A lovely lady asked if I would mind taking part in a short survey about the service they provide and how I felt about using it. Unusually for me, I agreed. The questions were not particularly difficult to answer, not in a superficial way. How often do I use the service? What sort of things would I use the service for eg to go shopping, to visit family and friends, to socialise? Had lockdown made a difference to the way I use the service? Why didn’t I use it?
I completed the survey, then spent most of the day reviewing my answers, delving deeper into what I had said. The impact of my disabilities was revisited and clarified as the day went on.
I would like to use the service. I have mobility problems from arthritis. A stroke left me sight impaired to the extent my driving licence was revoked. The part of my brain that enables me to learn new places doesn’t work too well – I get lost easily. To use a service such as this would be comforting, to know that someone will pick me up from home and drop me at my destination.
So why did I not use it before Covid? When I was still leaving the house and going places? Well, when I first had the stroke I had to learn coping strategies. I was at rehab which helped, and I found ways to compensate for what I had lost. Travelling on public transport was a huge issue. If I didn’t do it, I would be isolated, unable to enjoy what I had before.
So I found out how to navigate the city using apps on my phone. I found out how many bus stops there were until I had to get off the bus, anxiously counting every stop as the bus sailed past. I took pics of landmarks to re-assure myself I was on the right bus in the right direction.
I settled into a comfortable routine. So much so that even though a better alternative was put in front of me, I was afraid to move from the comfortable place I was in.

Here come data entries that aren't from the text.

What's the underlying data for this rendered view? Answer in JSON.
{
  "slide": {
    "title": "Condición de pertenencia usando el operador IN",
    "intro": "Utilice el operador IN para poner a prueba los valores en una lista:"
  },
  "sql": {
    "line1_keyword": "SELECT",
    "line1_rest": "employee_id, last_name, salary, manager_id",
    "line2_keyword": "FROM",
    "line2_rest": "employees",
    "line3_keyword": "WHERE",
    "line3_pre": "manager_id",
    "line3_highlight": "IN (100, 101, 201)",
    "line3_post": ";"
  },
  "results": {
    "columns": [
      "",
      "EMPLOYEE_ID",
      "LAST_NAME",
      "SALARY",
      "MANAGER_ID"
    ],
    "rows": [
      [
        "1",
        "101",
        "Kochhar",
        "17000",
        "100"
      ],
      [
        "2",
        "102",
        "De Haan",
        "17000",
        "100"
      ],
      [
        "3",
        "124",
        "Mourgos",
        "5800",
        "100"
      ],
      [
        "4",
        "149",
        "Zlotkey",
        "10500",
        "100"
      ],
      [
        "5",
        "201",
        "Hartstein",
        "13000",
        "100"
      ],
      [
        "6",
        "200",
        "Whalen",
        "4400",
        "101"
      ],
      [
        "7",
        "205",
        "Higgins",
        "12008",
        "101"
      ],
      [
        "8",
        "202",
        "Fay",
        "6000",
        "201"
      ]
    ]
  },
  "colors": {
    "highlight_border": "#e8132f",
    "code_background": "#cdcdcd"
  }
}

I find myself in the same place with lockdown. I have become used to staying indoors. I have found activities in my home that keep me occupied and entertained. I am busy most of the day. The activities I used to leave the house for have become memories. My home is my new comfortable place.
As lockdown is about to ease, as our world returns to an approximation of what it was, how will I push myself back out into that world? Small steps I think is the order of the day. I have joined a group – on Facebook – that takes care of our local beauty spot. I can’t take part in litter picks or similar but I have offered up my services to help organise meetings for volunteers. This entails mainly sending emails and other admin tasks. However it will at least involve me with other people with a common purpose.
As I say, baby steps but every step in the right direction is a step closer to the destination.